11 décembre 2015, duo Jur Domin­go – Julien Vit­te­cocq, Fes­ti­val Comme ça nous chante, café Plum, Lau­trec (Tarn)

Envol pour l’inconnu

Qui n’a pas vu le groupe Jur ne sait pas ce que la Chan­son peut inven­ter pour nous dépay­ser, nous faire perdre nos repères. Vous croyez être capable d’en faire le tour ? Hé bien, détrom­pez-vous car Jur – même et seule­ment en duo comme ce soir – ébranle nos cer­ti­tudes et nous offre le plus inat­ten­du des voyages inter­stel­laires. A une condi­tion cepen­dant, que nous ayons gar­dé bien au chaud notre âme de Petit prince tom­bé de sa planète.

Prêt pour le décollage ?

Jur débarque dans la salle et sur la scène déjà bien encom­brée un car­ton sous le bras. On la découvre dans sa longue robe fen­due sur ses jambes aus­si fines qu’interminables. Très près du corps, elle des­sine son petit ventre rond de future maman. Du car­ton elle extirpe un à un, les doigts dres­sés comme des antennes, des fla­cons de sham­poing douche qu’elle presse pour en extraire des sons, chaque fois dif­fé­rents, enre­gis­trés sur un sam­pler. La scène est déjà suf­fi­sam­ment inso­lite pour vous pré­pa­rer à notre envol dans l’inconnu. Les sons s’assemblent pour accueillir Julien à la gui­tare dans son élé­gante veste blanche. Jur alors s’assoit, ins­tal­lant ses longues jambes de part et d’autre de la grosse caisse et se met à chan­ter un chant très doux en cata­lan. Sa voix monte peu à peu, le rythme s’intensifie… cette fois-ci nous sommes en vol.

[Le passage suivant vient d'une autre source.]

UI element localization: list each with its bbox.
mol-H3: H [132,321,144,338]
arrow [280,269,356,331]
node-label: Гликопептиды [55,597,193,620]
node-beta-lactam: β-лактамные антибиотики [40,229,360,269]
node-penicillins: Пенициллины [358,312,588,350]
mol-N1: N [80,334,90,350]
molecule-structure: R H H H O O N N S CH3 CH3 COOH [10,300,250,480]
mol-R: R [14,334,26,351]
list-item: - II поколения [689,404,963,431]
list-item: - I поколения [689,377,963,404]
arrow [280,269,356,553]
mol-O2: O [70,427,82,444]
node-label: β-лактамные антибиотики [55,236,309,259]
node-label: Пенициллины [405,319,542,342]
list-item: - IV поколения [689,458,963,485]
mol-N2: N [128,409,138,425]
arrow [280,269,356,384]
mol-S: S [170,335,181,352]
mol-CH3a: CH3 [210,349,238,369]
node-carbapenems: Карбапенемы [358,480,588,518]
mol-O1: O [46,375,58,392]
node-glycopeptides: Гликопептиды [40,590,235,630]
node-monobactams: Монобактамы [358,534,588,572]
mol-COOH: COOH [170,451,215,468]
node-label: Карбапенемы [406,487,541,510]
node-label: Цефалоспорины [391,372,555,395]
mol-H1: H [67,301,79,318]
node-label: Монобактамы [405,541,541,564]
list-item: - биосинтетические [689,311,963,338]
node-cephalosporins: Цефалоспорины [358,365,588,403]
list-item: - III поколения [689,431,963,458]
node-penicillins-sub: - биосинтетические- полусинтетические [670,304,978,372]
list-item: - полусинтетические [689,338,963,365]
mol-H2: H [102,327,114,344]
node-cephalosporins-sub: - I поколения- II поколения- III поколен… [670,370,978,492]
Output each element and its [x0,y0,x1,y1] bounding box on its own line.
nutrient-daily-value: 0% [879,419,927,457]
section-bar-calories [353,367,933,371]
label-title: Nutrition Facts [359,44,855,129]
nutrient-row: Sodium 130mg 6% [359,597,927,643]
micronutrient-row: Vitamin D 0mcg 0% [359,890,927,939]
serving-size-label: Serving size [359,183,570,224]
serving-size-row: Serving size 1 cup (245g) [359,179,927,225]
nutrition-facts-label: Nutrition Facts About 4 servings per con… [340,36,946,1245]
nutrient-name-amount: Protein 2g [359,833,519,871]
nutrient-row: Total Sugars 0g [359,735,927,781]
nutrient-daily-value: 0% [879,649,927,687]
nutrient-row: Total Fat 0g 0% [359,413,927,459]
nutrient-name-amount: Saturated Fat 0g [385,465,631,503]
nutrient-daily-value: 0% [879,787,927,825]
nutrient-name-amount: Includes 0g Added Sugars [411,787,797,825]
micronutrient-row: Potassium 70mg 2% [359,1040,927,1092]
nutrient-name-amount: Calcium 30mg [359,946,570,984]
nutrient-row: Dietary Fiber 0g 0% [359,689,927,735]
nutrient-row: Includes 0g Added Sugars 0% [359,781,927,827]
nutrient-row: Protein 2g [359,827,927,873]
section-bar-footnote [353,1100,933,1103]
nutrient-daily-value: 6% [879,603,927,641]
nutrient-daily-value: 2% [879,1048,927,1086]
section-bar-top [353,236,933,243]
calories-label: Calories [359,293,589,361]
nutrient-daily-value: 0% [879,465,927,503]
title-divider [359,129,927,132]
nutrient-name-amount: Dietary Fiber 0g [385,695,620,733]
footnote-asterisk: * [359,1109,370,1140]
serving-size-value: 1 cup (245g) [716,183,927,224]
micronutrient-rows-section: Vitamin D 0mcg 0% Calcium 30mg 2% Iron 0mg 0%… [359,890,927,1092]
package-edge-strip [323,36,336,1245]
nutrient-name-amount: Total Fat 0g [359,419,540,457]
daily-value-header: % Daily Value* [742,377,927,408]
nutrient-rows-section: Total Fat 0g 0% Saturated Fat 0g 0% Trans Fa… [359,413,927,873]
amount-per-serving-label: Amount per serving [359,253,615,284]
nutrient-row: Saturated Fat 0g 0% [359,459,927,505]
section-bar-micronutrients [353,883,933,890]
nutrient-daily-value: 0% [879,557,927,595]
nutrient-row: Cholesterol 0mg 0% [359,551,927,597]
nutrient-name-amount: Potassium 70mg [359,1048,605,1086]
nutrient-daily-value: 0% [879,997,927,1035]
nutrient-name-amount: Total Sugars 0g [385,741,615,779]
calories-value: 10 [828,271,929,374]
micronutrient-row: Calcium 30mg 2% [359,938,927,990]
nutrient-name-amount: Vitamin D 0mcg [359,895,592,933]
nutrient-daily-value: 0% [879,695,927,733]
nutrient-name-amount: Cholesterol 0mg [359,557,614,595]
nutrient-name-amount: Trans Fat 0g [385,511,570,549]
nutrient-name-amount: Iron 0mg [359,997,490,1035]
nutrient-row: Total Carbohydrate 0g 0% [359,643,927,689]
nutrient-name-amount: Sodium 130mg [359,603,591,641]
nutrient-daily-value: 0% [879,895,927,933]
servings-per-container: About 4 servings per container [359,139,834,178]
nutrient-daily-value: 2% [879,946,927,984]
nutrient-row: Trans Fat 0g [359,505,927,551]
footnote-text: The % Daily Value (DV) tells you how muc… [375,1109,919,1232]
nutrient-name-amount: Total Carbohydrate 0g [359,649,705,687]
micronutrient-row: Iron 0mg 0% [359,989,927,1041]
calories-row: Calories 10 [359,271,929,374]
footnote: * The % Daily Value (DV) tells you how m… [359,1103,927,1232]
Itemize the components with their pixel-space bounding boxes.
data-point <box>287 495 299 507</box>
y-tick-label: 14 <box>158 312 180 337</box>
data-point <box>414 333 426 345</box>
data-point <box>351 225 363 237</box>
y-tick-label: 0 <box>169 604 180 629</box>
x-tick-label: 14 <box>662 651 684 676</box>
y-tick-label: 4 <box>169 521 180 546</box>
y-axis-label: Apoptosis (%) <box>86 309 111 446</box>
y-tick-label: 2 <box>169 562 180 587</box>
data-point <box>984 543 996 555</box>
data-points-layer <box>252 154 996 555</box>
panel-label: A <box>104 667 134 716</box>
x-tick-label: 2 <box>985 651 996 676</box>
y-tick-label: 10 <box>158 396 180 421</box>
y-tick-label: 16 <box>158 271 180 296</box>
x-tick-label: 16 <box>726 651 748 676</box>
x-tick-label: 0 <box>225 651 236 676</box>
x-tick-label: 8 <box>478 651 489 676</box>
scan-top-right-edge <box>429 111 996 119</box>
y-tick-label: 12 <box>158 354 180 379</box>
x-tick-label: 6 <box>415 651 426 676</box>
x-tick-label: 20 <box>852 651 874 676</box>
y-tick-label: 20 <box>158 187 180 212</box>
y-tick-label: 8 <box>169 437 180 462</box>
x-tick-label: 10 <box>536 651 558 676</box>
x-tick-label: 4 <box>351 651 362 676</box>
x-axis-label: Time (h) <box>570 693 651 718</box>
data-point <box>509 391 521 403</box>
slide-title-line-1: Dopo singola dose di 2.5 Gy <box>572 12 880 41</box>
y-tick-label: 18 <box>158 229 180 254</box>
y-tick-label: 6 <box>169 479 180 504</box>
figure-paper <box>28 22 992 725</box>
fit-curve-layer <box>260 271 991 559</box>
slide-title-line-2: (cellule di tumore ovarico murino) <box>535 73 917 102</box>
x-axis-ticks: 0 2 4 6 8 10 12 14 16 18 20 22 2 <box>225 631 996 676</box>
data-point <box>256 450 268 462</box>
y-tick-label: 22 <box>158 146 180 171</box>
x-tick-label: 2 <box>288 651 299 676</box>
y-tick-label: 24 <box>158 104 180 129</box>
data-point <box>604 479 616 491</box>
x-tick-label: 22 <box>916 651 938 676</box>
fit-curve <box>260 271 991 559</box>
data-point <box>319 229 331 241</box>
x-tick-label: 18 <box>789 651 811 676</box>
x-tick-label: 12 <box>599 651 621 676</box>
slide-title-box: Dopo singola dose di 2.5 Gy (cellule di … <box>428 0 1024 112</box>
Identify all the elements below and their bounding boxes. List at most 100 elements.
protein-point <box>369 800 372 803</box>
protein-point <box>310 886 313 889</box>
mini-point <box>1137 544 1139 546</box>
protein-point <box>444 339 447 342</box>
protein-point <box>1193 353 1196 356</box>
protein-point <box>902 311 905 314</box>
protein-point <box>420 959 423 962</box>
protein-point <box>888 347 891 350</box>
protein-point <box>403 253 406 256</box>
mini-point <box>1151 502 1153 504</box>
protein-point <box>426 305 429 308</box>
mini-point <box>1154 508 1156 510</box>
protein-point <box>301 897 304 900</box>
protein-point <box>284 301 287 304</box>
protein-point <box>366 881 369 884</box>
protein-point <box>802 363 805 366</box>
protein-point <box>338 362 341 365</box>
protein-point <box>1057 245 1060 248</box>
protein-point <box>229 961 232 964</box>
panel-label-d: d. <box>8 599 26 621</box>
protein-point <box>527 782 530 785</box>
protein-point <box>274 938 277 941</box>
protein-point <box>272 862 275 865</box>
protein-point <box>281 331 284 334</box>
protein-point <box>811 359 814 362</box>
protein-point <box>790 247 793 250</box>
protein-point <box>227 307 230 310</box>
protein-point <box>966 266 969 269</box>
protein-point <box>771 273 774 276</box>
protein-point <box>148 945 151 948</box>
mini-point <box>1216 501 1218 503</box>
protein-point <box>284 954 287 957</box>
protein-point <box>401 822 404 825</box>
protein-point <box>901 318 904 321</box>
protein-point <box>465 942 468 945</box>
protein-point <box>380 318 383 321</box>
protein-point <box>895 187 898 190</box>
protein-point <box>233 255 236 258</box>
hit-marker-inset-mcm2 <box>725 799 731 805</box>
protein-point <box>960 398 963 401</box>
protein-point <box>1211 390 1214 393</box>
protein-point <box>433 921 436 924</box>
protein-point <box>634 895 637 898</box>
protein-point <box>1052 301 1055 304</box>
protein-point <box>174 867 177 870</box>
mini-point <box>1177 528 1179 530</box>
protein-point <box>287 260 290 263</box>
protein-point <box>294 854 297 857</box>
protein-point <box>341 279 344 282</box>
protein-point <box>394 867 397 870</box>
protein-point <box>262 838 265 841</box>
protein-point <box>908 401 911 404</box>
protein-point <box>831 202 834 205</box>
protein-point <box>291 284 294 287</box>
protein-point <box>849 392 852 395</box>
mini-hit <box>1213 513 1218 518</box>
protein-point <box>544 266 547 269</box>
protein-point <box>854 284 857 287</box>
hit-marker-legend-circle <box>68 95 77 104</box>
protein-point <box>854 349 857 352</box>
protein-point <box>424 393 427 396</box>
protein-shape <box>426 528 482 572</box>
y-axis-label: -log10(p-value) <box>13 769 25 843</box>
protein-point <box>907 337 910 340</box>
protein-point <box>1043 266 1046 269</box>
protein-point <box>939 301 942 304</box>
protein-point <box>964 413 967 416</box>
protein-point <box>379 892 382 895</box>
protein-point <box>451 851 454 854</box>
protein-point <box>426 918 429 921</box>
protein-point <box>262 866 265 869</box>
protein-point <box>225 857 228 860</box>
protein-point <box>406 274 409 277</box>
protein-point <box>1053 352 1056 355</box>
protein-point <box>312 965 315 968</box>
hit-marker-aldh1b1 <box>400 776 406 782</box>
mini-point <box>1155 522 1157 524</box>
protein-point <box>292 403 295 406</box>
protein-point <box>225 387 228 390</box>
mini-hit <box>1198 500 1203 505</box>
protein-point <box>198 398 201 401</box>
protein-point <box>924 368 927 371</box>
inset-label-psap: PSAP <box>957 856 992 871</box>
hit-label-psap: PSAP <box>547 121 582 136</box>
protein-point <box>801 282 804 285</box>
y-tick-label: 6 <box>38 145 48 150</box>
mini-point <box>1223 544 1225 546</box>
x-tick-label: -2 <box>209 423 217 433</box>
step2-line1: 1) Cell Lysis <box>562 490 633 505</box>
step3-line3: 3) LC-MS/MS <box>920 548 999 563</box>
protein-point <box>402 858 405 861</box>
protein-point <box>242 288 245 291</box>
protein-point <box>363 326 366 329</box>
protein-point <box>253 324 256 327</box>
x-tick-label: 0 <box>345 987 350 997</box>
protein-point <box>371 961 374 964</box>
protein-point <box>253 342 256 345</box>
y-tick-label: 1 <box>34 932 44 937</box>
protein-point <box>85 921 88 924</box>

On découvre Jur en dés­équi­libre, instable sur son fil de funam­bule, elle qui nous a habi­tués aux plus impro­bables acro­ba­ties en chan­tant. Elle jette dans le public son gilet et dit « J’y arrive pas ». N’allez sur­tout pas croire que c’est une cri­tique, un reproche fait à l’artiste chan­teuse- acro­bate-musi­cienne car c’est la magie de ce spec­tacle là, ce soir, à Lau­trec. On la sent si fra­gile avec ses mains por­tées sur son ventre, remon­tant d’un geste répé­té, comme une enfant inquiète, sa robe paille­tée. Ce geste la rend fran­che­ment belle.

Un flot d’émotions

Émo­tion quand Jur évoque le car­na­val de Dun­kerque, Les hommes en femmes /​Les femmes en folles, quand elle esquisse la sil­houette d’une femme en exil, par­tie loin, toute seule sur l’autoroute. Émo­tion quand sa voix sup­plie « Fol­low me », quand sur un rythme et une danse qua­si tri­bale de Julien, on devine l’amour char­nel et qu’elle s’exclame à la fin : « ça veut rien dire ! ». Quand elle chante en espa­gnol un vil­lage empor­té par l’eau où seules les femmes sur­vivent, ou bien cet homme fou qui mar­chait nu ; il avait peur de vous, madame, de vous, mon­sieur, de nous, de lui… Émo­tion quand elle accom­pagne une bande enre­gis­trée de ses rires, de ses fous rires. Émo­tion quand elle caresse la scie musi­cale de son archet et que son visage alors s’éclaire d’un immense sourire.

Com­ment vous dire la force aus­si de cette chan­son enre­gis­trée sur les bords de la mer morte ? Chan­son comme une prière pour que les hommes puissent aller et venir libre­ment. Jur l’évoque enre­gis­trée avec des voix en arabe et en hébreux. Ici c’est la gui­tare élec­trique qui ampli­fie son lyrisme. C’est d’ailleurs avec Dimo­né, invi­té à les rejoindre en fin de concert que s’accomplit musi­ca­le­ment ce chant où « la terre est pure comme le ciel »…

Au salut final, Jur se laisse enva­hir par les ins­tru­ments entas­sés sur elle, comme elle le fait tou­jours… On entend son rire, juste un peu plus fra­gile. Émotion.